Opinions are divided on whether the government should allocate funds to the arts or prioritize healthcare and education when it comes to investing money. While I acknowledge the logic behind the former view, I remain strongly in favor of the latter.

Those who believe that more money should be spent on the artistic field may point out that more expenses are required to support the arts, meaning that more funds are available to hire people working in the art industry. This can result in a dramatic decrease in the unemployment rate. Another point worth mentioning is that the art industry is likely to become more inclusive and competitive as numerous employees join the field, making the demand for these jobs significant. This can also enhance the image of certain cities, as public attractions and museums can provide a substantial amount of work from various sources, which can be advantageous when countries are associated with overseas companies. Nonetheless, this is only true in a few cases, where the financial capabilities of developed countries meet the requirements for investing in the arts. In most cases, however, developing countries, for instance, cannot afford the costs of such investments.

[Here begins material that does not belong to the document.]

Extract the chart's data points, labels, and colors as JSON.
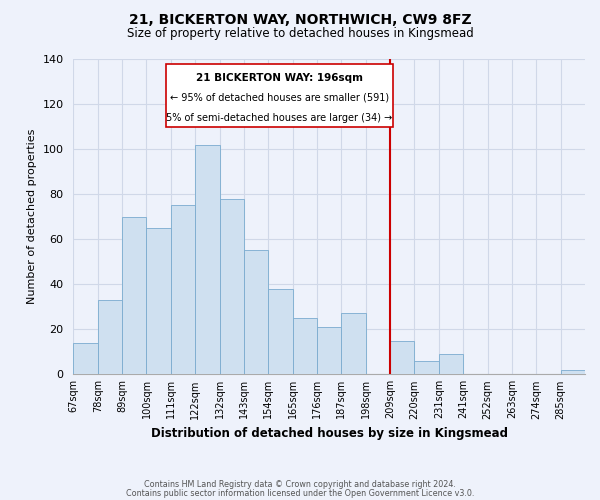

Nevertheless, I still firmly believe that it is essential to invest in systems that can assist citizens, such as hospitals and schools, for several reasons. Chief among these is that it is vital for everyone to pay more attention to their health and educational journey, which hospitals and schools enable for people living in the country. These institutions help develop literacy skills and prevent serious health problems such as cancer. This can result in providing individuals with more job opportunities, meaning that the economy will receive more positive effects. The second reason is that constructing more facilities related to healthcare and education can assure local people that the government is making an effort to serve the public. A case in point is Venezuela; after the revolution, the crisis is now perceived as better than in the past, thanks to the efforts made by the government.

In conclusion, while it is understandable why some may argue that the arts are worth investing in, I still maintain the view that health and education are more important areas for government funding.